Saturday, June 21, 2008

Rifkind: How the Irish No Vote may help the Tories

Malcolm Rifkind on the Irish No vote in a European Affairs discussion last week.

I have highlighted the most important point which is that the No Vote may delay the ratification of the treaty beyond the length of the current Labour Government. The Conservatives will then be free to put the Lisbon Treaty to a Referendum. We can only hope this is true and the public can have their promised vote.

The hon. Member for Wakefield (Mary Creagh) ended her speech with a quotation; perhaps I may begin with one from many years ago. G. K. Chesterton said:

"The golden age of the good European is...a place where people will love each other; not...a place where they will be each other."

Although he was clearly not envisaging the European Union, there is a resonance between his words and the debate here and throughout Europe on the kind of Europe that we are trying to create. Is it a Europe of close co-operation, close friendship and close amity with the wider world, or a Europe that is constantly seeking further integration with some distant aspiration and ideal? Debates in Britain and elsewhere in Europe increasingly show that the wider public simply do not give their consent to the more integrated type of Europe that many of its founding fathers assumed would be Europe's destiny, and to which many in Europe, particularly continental Europe, still aspire.

Let me comment on some of the conclusions and implications that we ought to draw from the referendum in Ireland. My first point is potentially of domestic significance. If the Irish Government were to propose holding a second referendum at some future date, it would, at the very least, mean a major delay before final implementation of the new treaty; that would be an unavoidable consequence of the Irish saying that they wished to hold a second referendum. It would be perhaps another year, a year and a half, or even two years before all countries could ratify. Before then, there will almost certainly be a United Kingdom general election. If that led to a change of Government, one consequence would be that even if the treaty had been ratified in the United Kingdom, if it had not come into effect because an Irish referendum had not yet taken place, an incoming Conservative Government could reopen the whole issue by calling a referendum. That was not true until last week. Even if we had ratified, we could de-ratify if the treaty had not yet come into effect.

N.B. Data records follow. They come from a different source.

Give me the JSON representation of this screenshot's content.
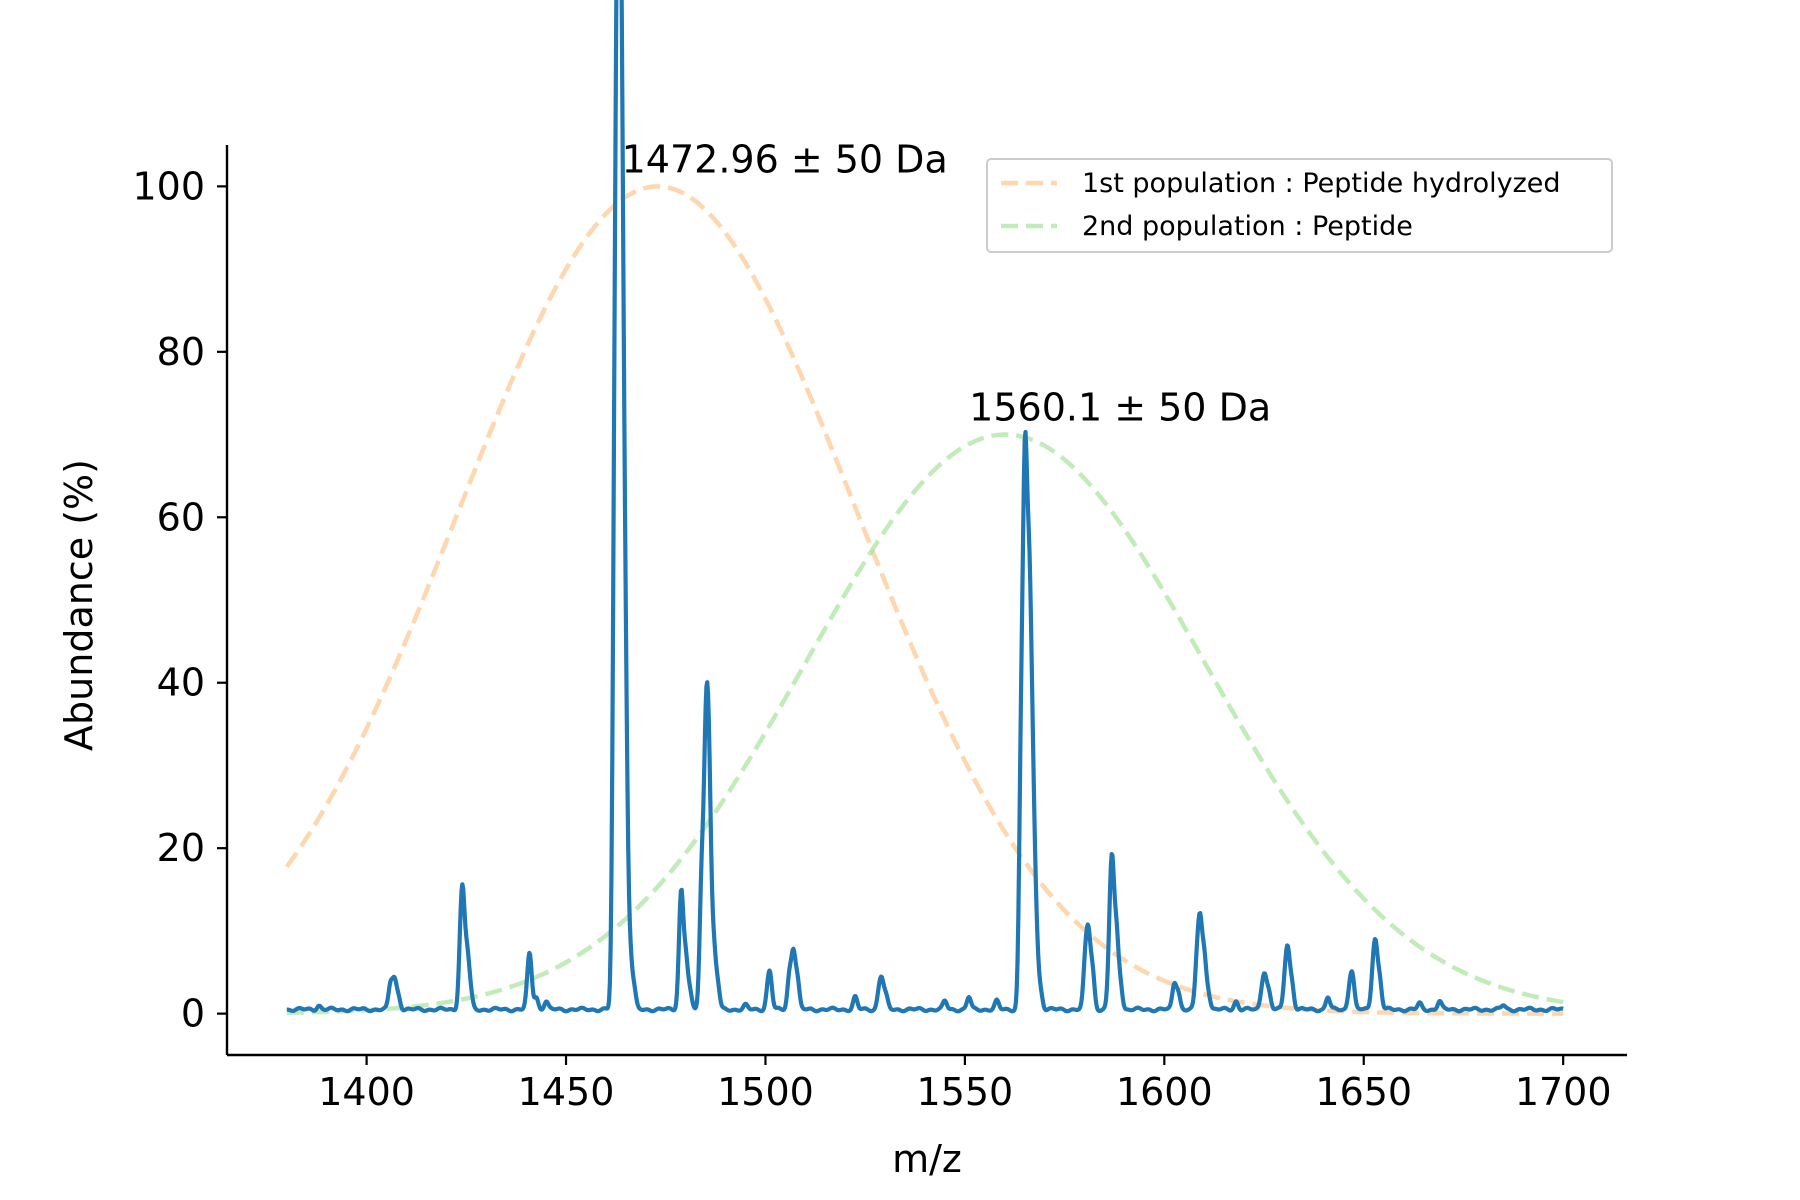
{
  "chart_data": {
    "type": "line",
    "title": "",
    "xlabel": "m/z",
    "ylabel": "Abundance (%)",
    "xlim": [
      1365,
      1716
    ],
    "ylim": [
      -5,
      105
    ],
    "x_ticks": [
      1400,
      1450,
      1500,
      1550,
      1600,
      1650,
      1700
    ],
    "y_ticks": [
      0,
      20,
      40,
      60,
      80,
      100
    ],
    "grid": false,
    "legend_position": "top-right",
    "annotations": [
      {
        "text": "1472.96 ± 50 Da",
        "x": 1472.96,
        "y": 100
      },
      {
        "text": "1560.1 ± 50 Da",
        "x": 1560.1,
        "y": 70
      }
    ],
    "series": [
      {
        "name": "1st population : Peptide hydrolyzed",
        "kind": "gaussian",
        "center": 1472.96,
        "amplitude": 100,
        "sigma": 50,
        "x_range": [
          1380,
          1700
        ],
        "color": "#ffbb78",
        "style": "dashed"
      },
      {
        "name": "2nd population : Peptide",
        "kind": "gaussian",
        "center": 1560.1,
        "amplitude": 70,
        "sigma": 50,
        "x_range": [
          1380,
          1700
        ],
        "color": "#98df8a",
        "style": "dashed"
      },
      {
        "kind": "spectrum",
        "color": "#1f77b4",
        "style": "solid",
        "x_range": [
          1380,
          1700
        ],
        "baseline": 0.5,
        "peaks": [
          {
            "x": 1388,
            "y": 1.0
          },
          {
            "x": 1406,
            "y": 3.5
          },
          {
            "x": 1407,
            "y": 3.8
          },
          {
            "x": 1408,
            "y": 2.0
          },
          {
            "x": 1423.6,
            "y": 7.8
          },
          {
            "x": 1424.2,
            "y": 10.7
          },
          {
            "x": 1425.2,
            "y": 6.5
          },
          {
            "x": 1426,
            "y": 2.5
          },
          {
            "x": 1440.5,
            "y": 3.0
          },
          {
            "x": 1441,
            "y": 5.5
          },
          {
            "x": 1442.5,
            "y": 2.0
          },
          {
            "x": 1445,
            "y": 1.5
          },
          {
            "x": 1462.2,
            "y": 58.5
          },
          {
            "x": 1463.0,
            "y": 100
          },
          {
            "x": 1463.6,
            "y": 44.5
          },
          {
            "x": 1464.0,
            "y": 61.5
          },
          {
            "x": 1464.6,
            "y": 19.5
          },
          {
            "x": 1465.0,
            "y": 24.5
          },
          {
            "x": 1466.0,
            "y": 7.0
          },
          {
            "x": 1467,
            "y": 3.0
          },
          {
            "x": 1478.6,
            "y": 6.0
          },
          {
            "x": 1479.0,
            "y": 10.2
          },
          {
            "x": 1480.0,
            "y": 6.5
          },
          {
            "x": 1481,
            "y": 2.5
          },
          {
            "x": 1484.0,
            "y": 15.5
          },
          {
            "x": 1485.0,
            "y": 26.0
          },
          {
            "x": 1485.6,
            "y": 15.0
          },
          {
            "x": 1486.0,
            "y": 16.0
          },
          {
            "x": 1487.0,
            "y": 7.5
          },
          {
            "x": 1488,
            "y": 3.5
          },
          {
            "x": 1495,
            "y": 1.0
          },
          {
            "x": 1500.6,
            "y": 2.5
          },
          {
            "x": 1501.2,
            "y": 4.0
          },
          {
            "x": 1506.0,
            "y": 4.5
          },
          {
            "x": 1507.0,
            "y": 7.0
          },
          {
            "x": 1508.0,
            "y": 4.0
          },
          {
            "x": 1522.5,
            "y": 2.0
          },
          {
            "x": 1528.5,
            "y": 2.5
          },
          {
            "x": 1529.2,
            "y": 3.5
          },
          {
            "x": 1530.2,
            "y": 2.0
          },
          {
            "x": 1545,
            "y": 1.5
          },
          {
            "x": 1551,
            "y": 2.0
          },
          {
            "x": 1558,
            "y": 1.5
          },
          {
            "x": 1564.1,
            "y": 29.5
          },
          {
            "x": 1565.0,
            "y": 51.0
          },
          {
            "x": 1565.6,
            "y": 22.5
          },
          {
            "x": 1566.2,
            "y": 33.5
          },
          {
            "x": 1566.8,
            "y": 16.0
          },
          {
            "x": 1567.3,
            "y": 12.5
          },
          {
            "x": 1568.0,
            "y": 6.5
          },
          {
            "x": 1569,
            "y": 2.5
          },
          {
            "x": 1580.2,
            "y": 6.0
          },
          {
            "x": 1581.0,
            "y": 8.5
          },
          {
            "x": 1582.0,
            "y": 5.0
          },
          {
            "x": 1586.4,
            "y": 8.5
          },
          {
            "x": 1587.0,
            "y": 14.0
          },
          {
            "x": 1588.0,
            "y": 9.0
          },
          {
            "x": 1589,
            "y": 3.5
          },
          {
            "x": 1602.5,
            "y": 3.5
          },
          {
            "x": 1603.5,
            "y": 2.5
          },
          {
            "x": 1608.2,
            "y": 6.0
          },
          {
            "x": 1609.0,
            "y": 9.8
          },
          {
            "x": 1610.0,
            "y": 6.5
          },
          {
            "x": 1611,
            "y": 2.5
          },
          {
            "x": 1618,
            "y": 1.5
          },
          {
            "x": 1624.5,
            "y": 2.5
          },
          {
            "x": 1625.2,
            "y": 4.0
          },
          {
            "x": 1626.2,
            "y": 2.5
          },
          {
            "x": 1630.3,
            "y": 4.0
          },
          {
            "x": 1631.0,
            "y": 6.5
          },
          {
            "x": 1632.0,
            "y": 3.5
          },
          {
            "x": 1641,
            "y": 2.0
          },
          {
            "x": 1646.5,
            "y": 3.0
          },
          {
            "x": 1647.2,
            "y": 4.0
          },
          {
            "x": 1652.3,
            "y": 4.5
          },
          {
            "x": 1653.0,
            "y": 7.0
          },
          {
            "x": 1654.0,
            "y": 4.0
          },
          {
            "x": 1664,
            "y": 1.2
          },
          {
            "x": 1669,
            "y": 1.5
          },
          {
            "x": 1685,
            "y": 1.0
          }
        ]
      }
    ]
  }
}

I have made clear my view that it would be absurd for a future Conservative Government to hold a referendum if the treaty had already come into effect; that would be a pointless exercise, and would be wrought with great difficulties. If, however, the treaty had not come into effect because the Irish had not ratified, my Front-Bench colleagues would be perfectly entitled to say, "The United Kingdom made a commitment that the British would have a choice", and that the matter should not simply be up to the Government." That is a profound consequence of what happened last week.